それら新しい絵文字は、同じ絵文字に対応するスマートフォン/パソコンでなければ表示できません。絵文字は数値データ(文字コード)として定義され、その数値に対応する描画用データの集合(フォント)として提供されるため、システム側での対応が必要だからです。かといってAppleやGoogleなどの企業が思いのままに絵文字を定義しては互換性が損なわれるので、Unicodeという共通仕様を定め、それに準拠するシステムソフトウェアを提供しているというわけです。
新しい絵文字は新しいシステム、またはシステムのアップデートにより表示/入力が可能になります。逆にいうと、旧いシステムは追加された絵文字に対応するフォントが収録されていないため、テキスト中でその絵文字が使用された部分は表示できません。しかし、文字情報は存在するけれど対応するフォントがないことを示すためにダミー文字を置く必要があり、そこで「□」などの記号が使われるのです。

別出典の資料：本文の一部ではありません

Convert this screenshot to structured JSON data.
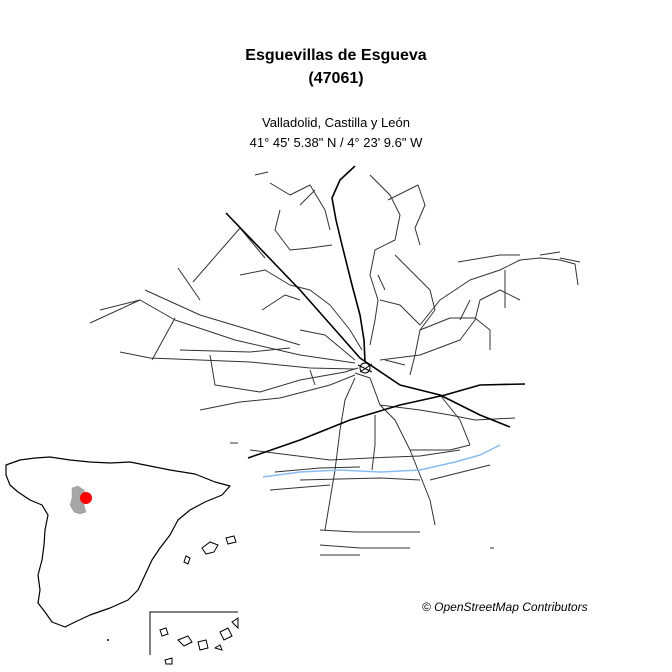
{
  "title": {
    "name": "Esguevillas de Esgueva",
    "code": "(47061)"
  },
  "subtitle": {
    "region": "Valladolid, Castilla y León",
    "coordinates": "41° 45' 5.38\" N / 4° 23' 9.6\" W"
  },
  "attribution": "© OpenStreetMap Contributors",
  "colors": {
    "road": "#333333",
    "main_road": "#000000",
    "river": "#8bbcf0",
    "province_fill": "#a6a6a6",
    "location_marker": "#ff0000"
  }
}
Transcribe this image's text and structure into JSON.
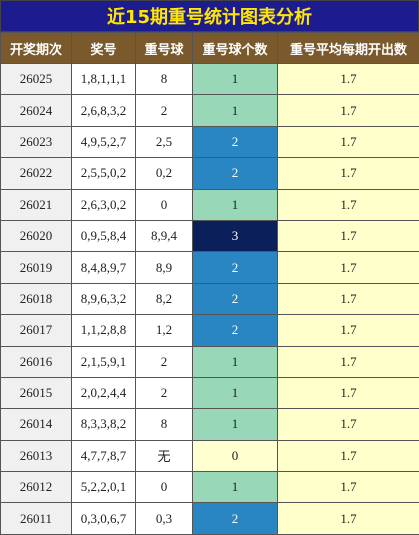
{
  "header": {
    "title": "近15期重号统计图表分析"
  },
  "table": {
    "columns": [
      "开奖期次",
      "奖号",
      "重号球",
      "重号球个数",
      "重号平均每期开出数"
    ],
    "rows": [
      [
        "26025",
        "1,8,1,1,1",
        "8",
        1,
        1.7
      ],
      [
        "26024",
        "2,6,8,3,2",
        "2",
        1,
        1.7
      ],
      [
        "26023",
        "4,9,5,2,7",
        "2,5",
        2,
        1.7
      ],
      [
        "26022",
        "2,5,5,0,2",
        "0,2",
        2,
        1.7
      ],
      [
        "26021",
        "2,6,3,0,2",
        "0",
        1,
        1.7
      ],
      [
        "26020",
        "0,9,5,8,4",
        "8,9,4",
        3,
        1.7
      ],
      [
        "26019",
        "8,4,8,9,7",
        "8,9",
        2,
        1.7
      ],
      [
        "26018",
        "8,9,6,3,2",
        "8,2",
        2,
        1.7
      ],
      [
        "26017",
        "1,1,2,8,8",
        "1,2",
        2,
        1.7
      ],
      [
        "26016",
        "2,1,5,9,1",
        "2",
        1,
        1.7
      ],
      [
        "26015",
        "2,0,2,4,4",
        "2",
        1,
        1.7
      ],
      [
        "26014",
        "8,3,3,8,2",
        "8",
        1,
        1.7
      ],
      [
        "26013",
        "4,7,7,8,7",
        "无",
        0,
        1.7
      ],
      [
        "26012",
        "5,2,2,0,1",
        "0",
        1,
        1.7
      ],
      [
        "26011",
        "0,3,0,6,7",
        "0,3",
        2,
        1.7
      ]
    ]
  }
}
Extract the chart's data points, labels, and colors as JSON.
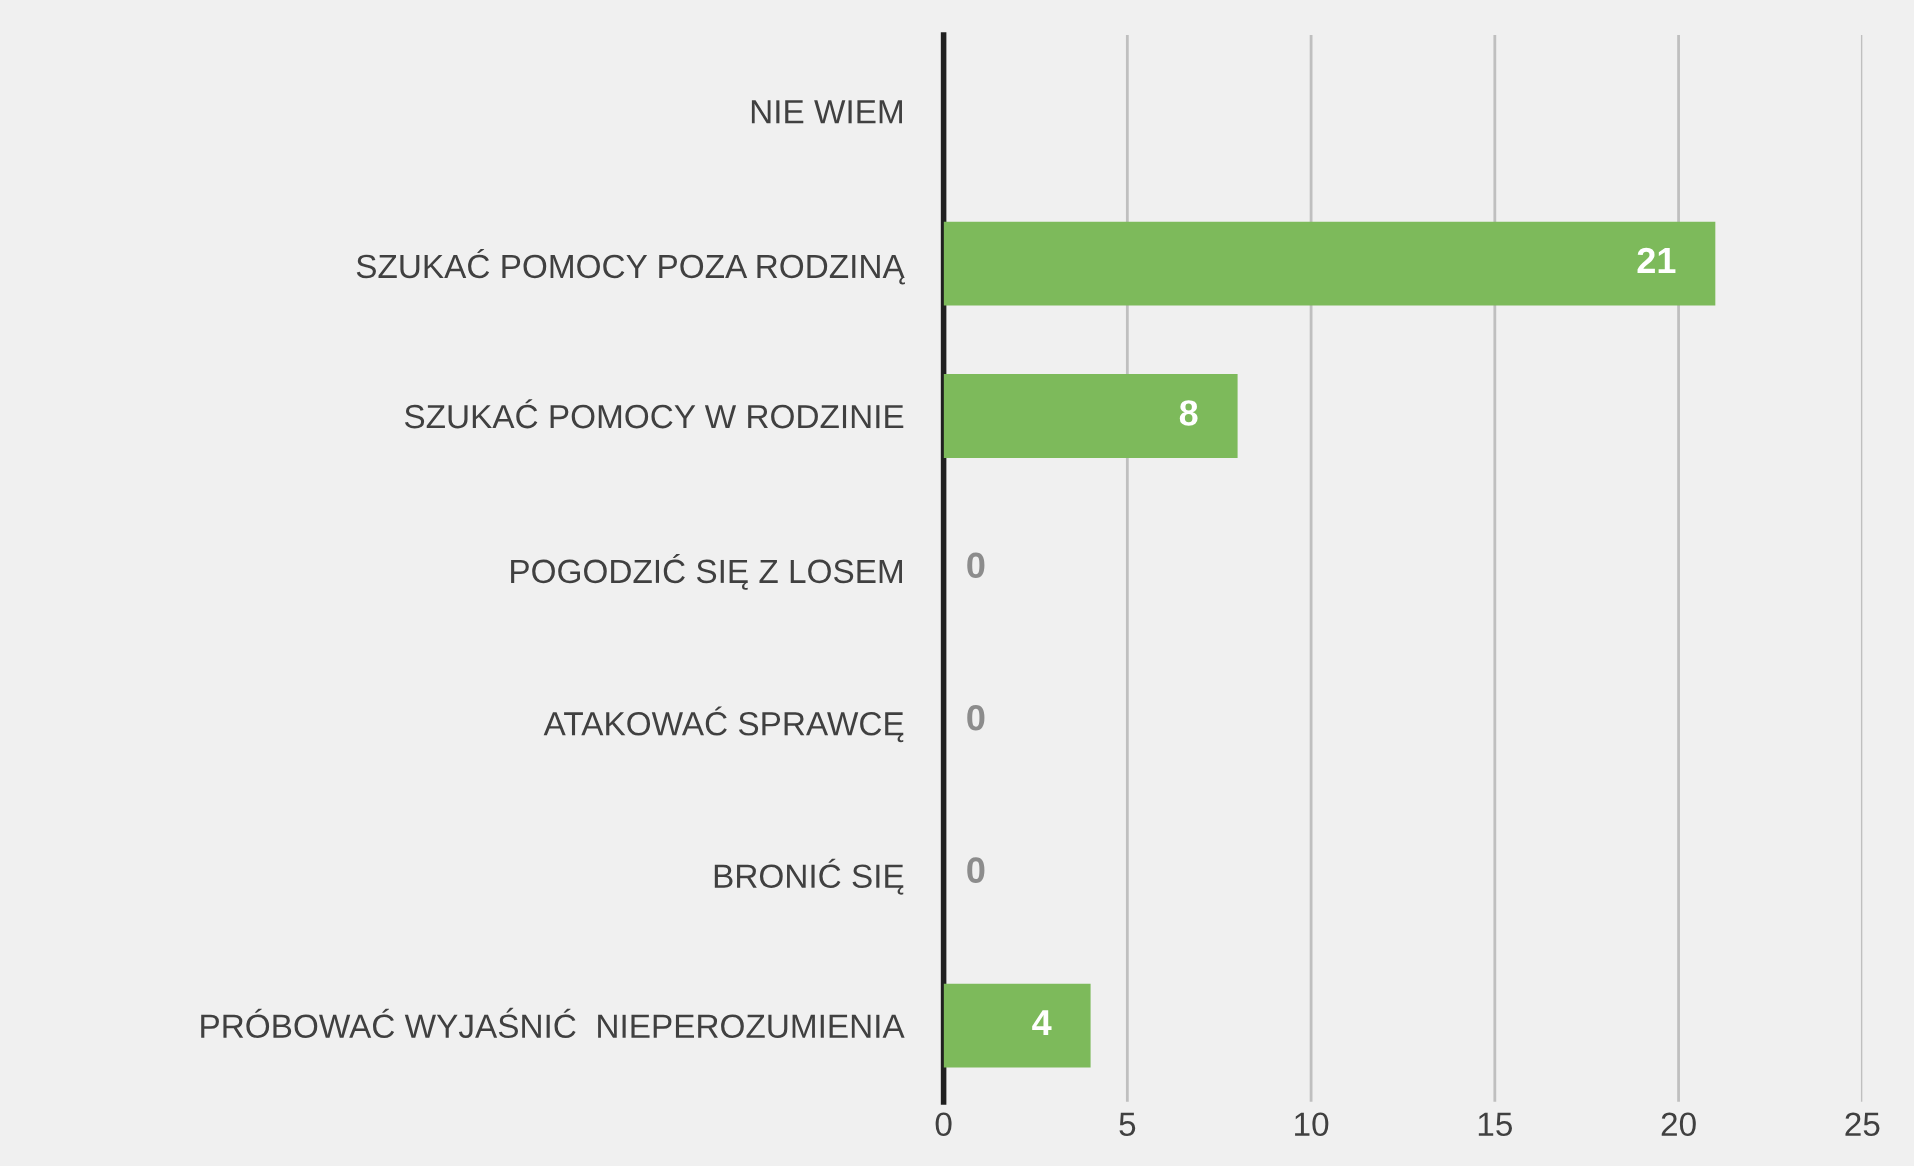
{
  "chart_data": {
    "type": "bar",
    "orientation": "horizontal",
    "categories": [
      "NIE WIEM",
      "SZUKAĆ POMOCY POZA RODZINĄ",
      "SZUKAĆ POMOCY W RODZINIE",
      "POGODZIĆ SIĘ Z LOSEM",
      "ATAKOWAĆ SPRAWCĘ",
      "BRONIĆ SIĘ",
      "PRÓBOWAĆ WYJAŚNIĆ  NIEPEROZUMIENIA"
    ],
    "values": [
      null,
      21,
      8,
      0,
      0,
      0,
      4
    ],
    "value_labels": [
      null,
      "21",
      "8",
      "0",
      "0",
      "0",
      "4"
    ],
    "color": "#7dba5b",
    "xlim": [
      0,
      25
    ],
    "xticks": [
      0,
      5,
      10,
      15,
      20,
      25
    ],
    "grid": "x"
  }
}
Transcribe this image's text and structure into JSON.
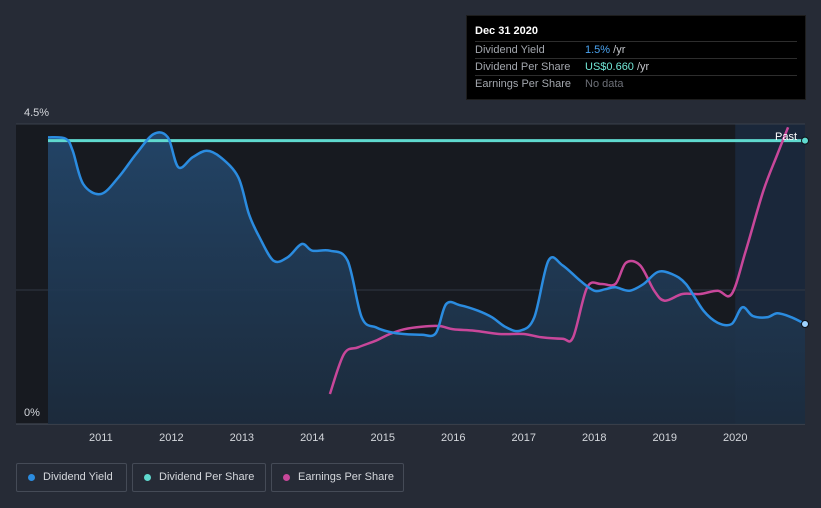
{
  "tooltip": {
    "date": "Dec 31 2020",
    "rows": [
      {
        "label": "Dividend Yield",
        "value": "1.5%",
        "unit": " /yr"
      },
      {
        "label": "Dividend Per Share",
        "value": "US$0.660",
        "unit": " /yr"
      },
      {
        "label": "Earnings Per Share",
        "value": "No data",
        "unit": ""
      }
    ]
  },
  "legend": [
    {
      "label": "Dividend Yield",
      "color": "#2b8ce0"
    },
    {
      "label": "Dividend Per Share",
      "color": "#5fd9cf"
    },
    {
      "label": "Earnings Per Share",
      "color": "#c8479a"
    }
  ],
  "chart_data": {
    "type": "line",
    "title": "",
    "xlabel": "",
    "ylabel": "",
    "xlim": [
      2010.25,
      2020.99
    ],
    "ylim": [
      0,
      4.5
    ],
    "y_tick_labels": [
      "4.5%",
      "0%"
    ],
    "x_ticks": [
      2011,
      2012,
      2013,
      2014,
      2015,
      2016,
      2017,
      2018,
      2019,
      2020
    ],
    "past_label": "Past",
    "past_region_start": 2020.0,
    "series": [
      {
        "name": "Dividend Yield",
        "color": "#2b8ce0",
        "x": [
          2010.25,
          2010.5,
          2010.6,
          2010.75,
          2011.0,
          2011.25,
          2011.5,
          2011.75,
          2011.95,
          2012.1,
          2012.3,
          2012.5,
          2012.7,
          2012.95,
          2013.1,
          2013.25,
          2013.45,
          2013.65,
          2013.85,
          2014.0,
          2014.25,
          2014.5,
          2014.7,
          2014.9,
          2015.1,
          2015.3,
          2015.55,
          2015.75,
          2015.9,
          2016.1,
          2016.35,
          2016.55,
          2016.75,
          2016.95,
          2017.15,
          2017.35,
          2017.55,
          2017.8,
          2018.0,
          2018.15,
          2018.3,
          2018.5,
          2018.7,
          2018.9,
          2019.1,
          2019.3,
          2019.55,
          2019.75,
          2019.95,
          2020.1,
          2020.25,
          2020.45,
          2020.6,
          2020.8,
          2020.99
        ],
        "values": [
          4.3,
          4.28,
          4.1,
          3.6,
          3.45,
          3.7,
          4.05,
          4.35,
          4.3,
          3.85,
          4.0,
          4.1,
          4.0,
          3.7,
          3.15,
          2.8,
          2.45,
          2.5,
          2.7,
          2.6,
          2.6,
          2.45,
          1.6,
          1.45,
          1.38,
          1.35,
          1.34,
          1.36,
          1.8,
          1.78,
          1.7,
          1.6,
          1.45,
          1.4,
          1.6,
          2.45,
          2.38,
          2.15,
          2.0,
          2.02,
          2.05,
          2.0,
          2.1,
          2.28,
          2.25,
          2.1,
          1.7,
          1.52,
          1.5,
          1.75,
          1.62,
          1.6,
          1.66,
          1.6,
          1.5
        ]
      },
      {
        "name": "Dividend Per Share",
        "color": "#5fd9cf",
        "x": [
          2010.25,
          2020.99
        ],
        "values": [
          4.25,
          4.25
        ]
      },
      {
        "name": "Earnings Per Share",
        "color": "#c8479a",
        "x": [
          2014.25,
          2014.45,
          2014.65,
          2014.9,
          2015.1,
          2015.3,
          2015.55,
          2015.8,
          2016.0,
          2016.3,
          2016.65,
          2017.0,
          2017.25,
          2017.55,
          2017.7,
          2017.9,
          2018.1,
          2018.3,
          2018.45,
          2018.65,
          2018.85,
          2019.0,
          2019.25,
          2019.5,
          2019.75,
          2019.95,
          2020.15,
          2020.4,
          2020.6,
          2020.75
        ],
        "values": [
          0.45,
          1.05,
          1.15,
          1.25,
          1.35,
          1.42,
          1.46,
          1.47,
          1.42,
          1.4,
          1.35,
          1.35,
          1.3,
          1.28,
          1.3,
          2.05,
          2.1,
          2.1,
          2.42,
          2.38,
          2.0,
          1.85,
          1.95,
          1.95,
          2.0,
          1.95,
          2.6,
          3.5,
          4.05,
          4.45
        ]
      }
    ]
  }
}
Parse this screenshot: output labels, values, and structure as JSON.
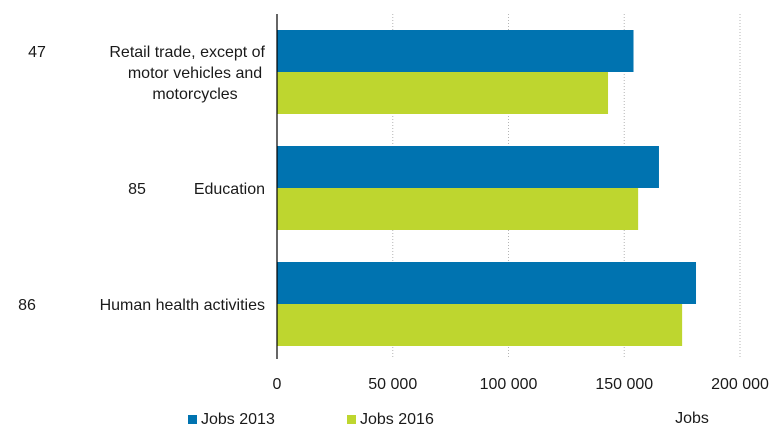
{
  "chart_data": {
    "type": "bar",
    "orientation": "horizontal",
    "categories": [
      {
        "code": "47",
        "lines": [
          "Retail trade, except of",
          "motor vehicles and",
          "motorcycles"
        ]
      },
      {
        "code": "85",
        "lines": [
          "Education"
        ]
      },
      {
        "code": "86",
        "lines": [
          "Human health activities"
        ]
      }
    ],
    "series": [
      {
        "name": "Jobs 2013",
        "color": "#0073b0",
        "values": [
          154000,
          165000,
          181000
        ]
      },
      {
        "name": "Jobs 2016",
        "color": "#bed62f",
        "values": [
          143000,
          156000,
          175000
        ]
      }
    ],
    "xlim": [
      0,
      200000
    ],
    "xticks": [
      0,
      50000,
      100000,
      150000,
      200000
    ],
    "xtick_labels": [
      "0",
      "50 000",
      "100 000",
      "150 000",
      "200 000"
    ],
    "xlabel": "Jobs",
    "grid": "vertical-dotted",
    "legend_position": "bottom-left"
  }
}
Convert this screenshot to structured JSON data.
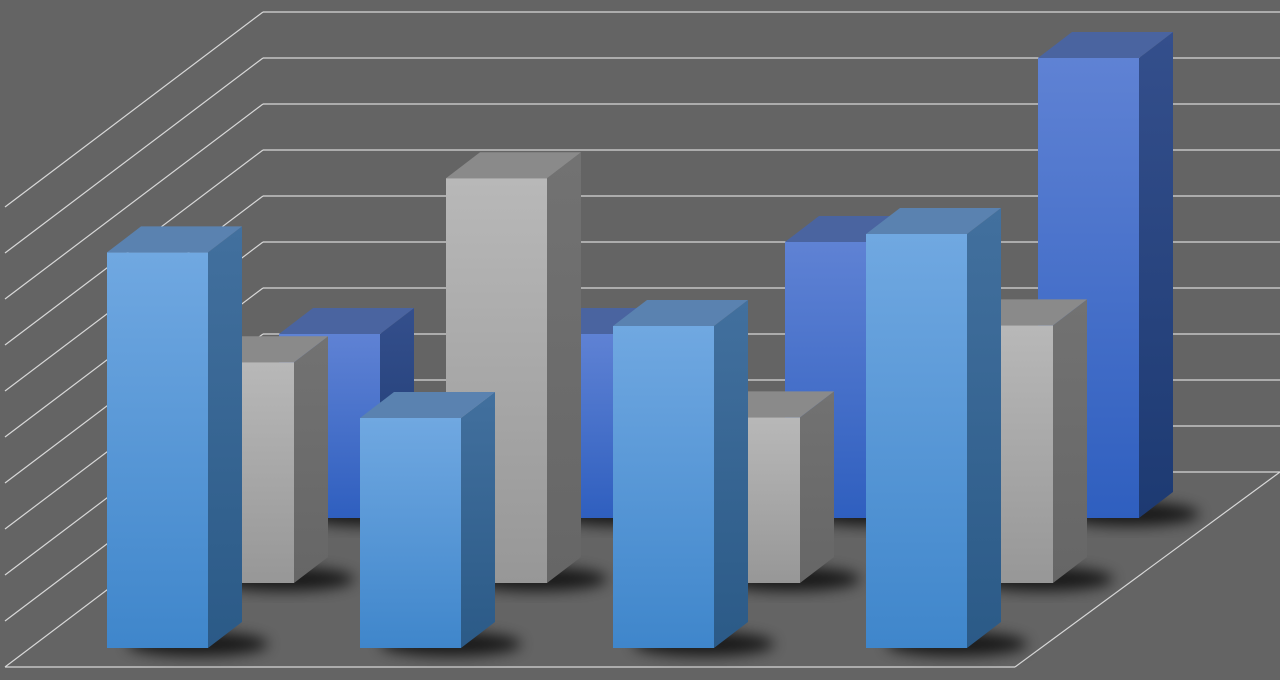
{
  "chart_data": {
    "type": "bar",
    "variant": "3d-clustered-depth",
    "title": "",
    "xlabel": "",
    "ylabel": "",
    "ylim": [
      0,
      10
    ],
    "grid": true,
    "legend": "none",
    "categories": [
      "",
      "",
      "",
      ""
    ],
    "series": [
      {
        "values": [
          4.0,
          4.0,
          6.0,
          10.0
        ],
        "color": "#3f6ccc",
        "depth": "back"
      },
      {
        "values": [
          4.8,
          8.8,
          3.6,
          5.6
        ],
        "color": "#a8a8a8",
        "depth": "middle"
      },
      {
        "values": [
          8.6,
          5.0,
          7.0,
          9.0
        ],
        "color": "#5a9ad9",
        "depth": "front"
      }
    ],
    "background": "#646464",
    "gridline_color": "#d8d8d8"
  }
}
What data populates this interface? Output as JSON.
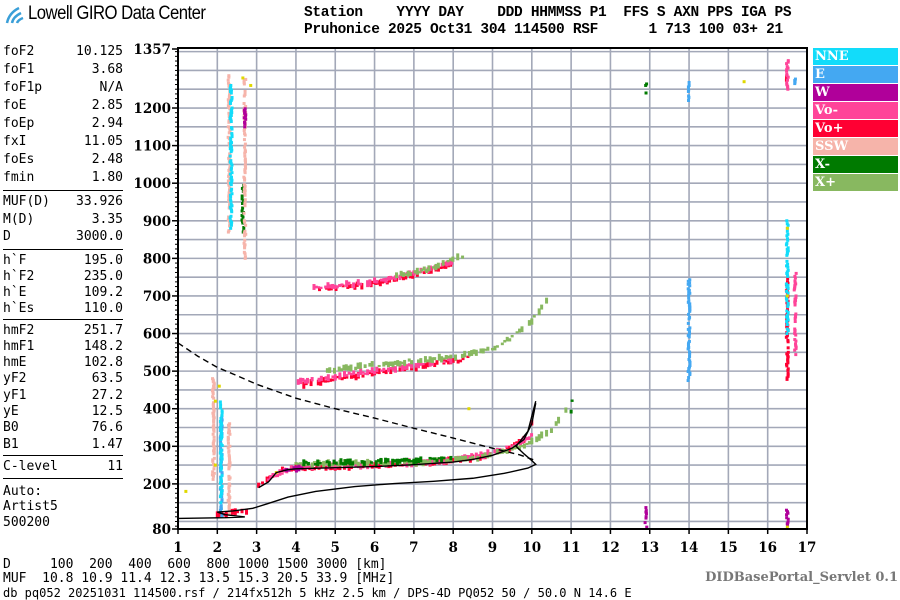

「□」ではなく、意図しない絵文字として表示される場合もあります。たとえば、iOS 10.2で追加された「Technologist(パソコンを使う技術者)」は、この絵文字に対応しないOSでは男性とパソコンの2文字に分かれて表示されます。Unicode 9.0は公開から日が浅くサポートされるOSが多くない現状を考慮すると、送信先がiOS 10.2またはAndroid 7.1以降のスマートフォンを利用していることを確認できないかぎり、新しい絵文字の積極的な利用は避けたほうが無難かもしれません。